Sunday, May 12, 2013


Despite the critical hype surrounding Jeff Nichols' TAKE SHELTER, I just couldn't get into it. It was just so dour, and obscure and wilfully pessimistic that it alienated me.  Nichols' sequel MUD is an entirely different beast, and worth every ounce of praise it's receiving.  The movie drips with humanity and compassion.  It speaks, as did BEASTS OF THE SOUTHERN WILD, to a vanishing of a lifestyle rooted in its environment and local community on the banks of the Mississippi.  The stakes couldn't be higher.  But to the movie's great credit, it's shot through with a disarming blunt humour delivered by one of its two superb child stars, Jacob Lofland.  That helps to make us really care about the characters, and so to become susceptible to the thriller-like tension of the movie's final act.  

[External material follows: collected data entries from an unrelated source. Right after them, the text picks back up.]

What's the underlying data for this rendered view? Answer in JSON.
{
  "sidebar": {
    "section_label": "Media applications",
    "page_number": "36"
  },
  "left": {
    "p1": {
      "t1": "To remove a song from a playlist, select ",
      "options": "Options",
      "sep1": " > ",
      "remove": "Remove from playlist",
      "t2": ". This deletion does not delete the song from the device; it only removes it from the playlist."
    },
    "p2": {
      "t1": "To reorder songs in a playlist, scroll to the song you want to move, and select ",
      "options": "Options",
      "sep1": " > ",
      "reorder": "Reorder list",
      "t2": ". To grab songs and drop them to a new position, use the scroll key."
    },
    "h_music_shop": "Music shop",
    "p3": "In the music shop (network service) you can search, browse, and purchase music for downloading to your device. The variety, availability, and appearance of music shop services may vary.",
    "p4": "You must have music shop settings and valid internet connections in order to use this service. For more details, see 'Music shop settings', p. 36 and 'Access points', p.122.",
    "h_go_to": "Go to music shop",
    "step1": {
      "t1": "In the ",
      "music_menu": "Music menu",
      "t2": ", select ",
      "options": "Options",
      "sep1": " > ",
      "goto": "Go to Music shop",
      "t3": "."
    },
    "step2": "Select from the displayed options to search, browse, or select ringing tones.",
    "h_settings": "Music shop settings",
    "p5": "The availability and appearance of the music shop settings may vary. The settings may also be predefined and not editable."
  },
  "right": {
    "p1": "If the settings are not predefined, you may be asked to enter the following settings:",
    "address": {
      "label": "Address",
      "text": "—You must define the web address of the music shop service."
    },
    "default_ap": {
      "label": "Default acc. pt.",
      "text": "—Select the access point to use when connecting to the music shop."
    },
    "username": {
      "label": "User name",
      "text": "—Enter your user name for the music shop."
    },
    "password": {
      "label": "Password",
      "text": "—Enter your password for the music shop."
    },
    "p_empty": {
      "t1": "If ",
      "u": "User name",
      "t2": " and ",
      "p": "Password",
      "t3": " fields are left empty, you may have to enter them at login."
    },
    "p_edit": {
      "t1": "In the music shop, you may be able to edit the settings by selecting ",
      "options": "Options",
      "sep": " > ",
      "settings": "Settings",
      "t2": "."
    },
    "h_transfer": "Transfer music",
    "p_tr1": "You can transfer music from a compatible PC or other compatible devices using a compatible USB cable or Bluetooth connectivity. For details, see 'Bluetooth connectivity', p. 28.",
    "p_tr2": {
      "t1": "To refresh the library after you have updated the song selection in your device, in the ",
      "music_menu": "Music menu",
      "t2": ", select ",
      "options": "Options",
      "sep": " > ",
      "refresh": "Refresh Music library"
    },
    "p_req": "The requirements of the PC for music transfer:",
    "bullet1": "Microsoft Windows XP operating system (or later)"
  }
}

The plot is deceptively simple.  Two charming kids, Ellis (Tye Sheridan) and Neckbone (Jacon Lofland) stumble upon an escaped convict called Mud (a grungy, grifty looking Matthew McConaughey).  Ellis - from a mixture of plain decency and romance - decides to help Mud gather the materials to repair a boat and escape purely because he wants Mud to be reunited with his childhood sweetheart Juniper (Reese Witherspoon).  The tension comes from the fact that Mud killed Juniper's abusive ex-boyfriend and his family is out looking for vengeance.  Moreover, at an emotional level, we are deeply concerned as to whether the vulnerable skittish Juniper will have the courage to follow through with Mud.  Indeed, a theme that flows through this movie could be summed up as "la donna e mobile".  The movie is full of  women who are flighty and let down their romantic with a capital R menfolk.

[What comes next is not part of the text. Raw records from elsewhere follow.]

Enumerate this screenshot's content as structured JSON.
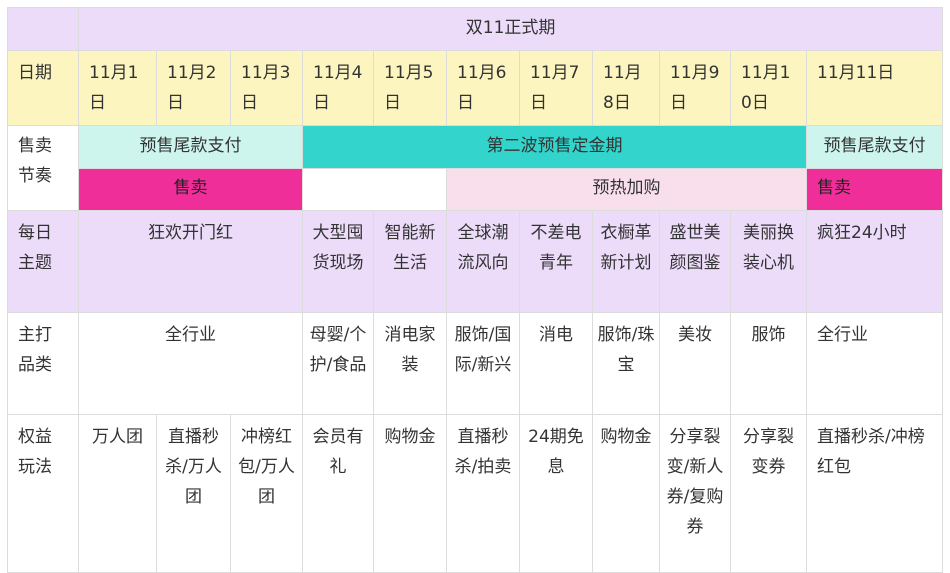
{
  "title": "双11正式期",
  "row_labels": {
    "date": "日期",
    "rhythm": "售卖节奏",
    "theme": "每日主题",
    "category": "主打品类",
    "rights": "权益玩法"
  },
  "dates": [
    "11月1日",
    "11月2日",
    "11月3日",
    "11月4日",
    "11月5日",
    "11月6日",
    "11月7日",
    "11月8日",
    "11月9日",
    "11月10日",
    "11月11日"
  ],
  "rhythm": {
    "balance_payment_1": "预售尾款支付",
    "deposit_phase": "第二波预售定金期",
    "balance_payment_2": "预售尾款支付",
    "sale_1": "售卖",
    "warmup": "预热加购",
    "sale_2": "售卖"
  },
  "themes": [
    "狂欢开门红",
    "大型囤货现场",
    "智能新生活",
    "全球潮流风向",
    "不差电青年",
    "衣橱革新计划",
    "盛世美颜图鉴",
    "美丽换装心机",
    "疯狂24小时"
  ],
  "categories": [
    "全行业",
    "母婴/个护/食品",
    "消电家装",
    "服饰/国际/新兴",
    "消电",
    "服饰/珠宝",
    "美妆",
    "服饰",
    "全行业"
  ],
  "rights": [
    "万人团",
    "直播秒杀/万人团",
    "冲榜红包/万人团",
    "会员有礼",
    "购物金",
    "直播秒杀/拍卖",
    "24期免息",
    "购物金",
    "分享裂变/新人券/复购券",
    "分享裂变券",
    "直播秒杀/冲榜红包"
  ],
  "colors": {
    "lavender": "#ecdcfa",
    "yellow": "#fdf5c0",
    "mint": "#cdf5ee",
    "teal": "#33d4cc",
    "magenta": "#ef2e9a",
    "pink": "#f9dfec"
  }
}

The resulting film has a wistful, darkly comic tone.  We feel the grittiness and the griminess of the locale as well as the stunning beauty of the river. The plot point that motivates the final act is heavily foreshadows and yet the betrayal that triggers it is so powerful that one can't help but get carried along with it.  McConaughey continues his run of superb character roles, really getting shabby and battered for this one. And while Mud is charismatic enough to get these boys to help him, this is no Magic Mike style pure show-man. Mud is a far more layered, vulnerable and sometimes even pathetic character.  Reese Witherspoon is good in a cameo role, but it's really the kids who carry the film and win our hearts. 

MUD has a running time of 130 minutes and is rated PG-13 in the USA.

MUD played Cannes 2012 and Sundance 2013. It opens on France on May 1st and in the UK on May 10th.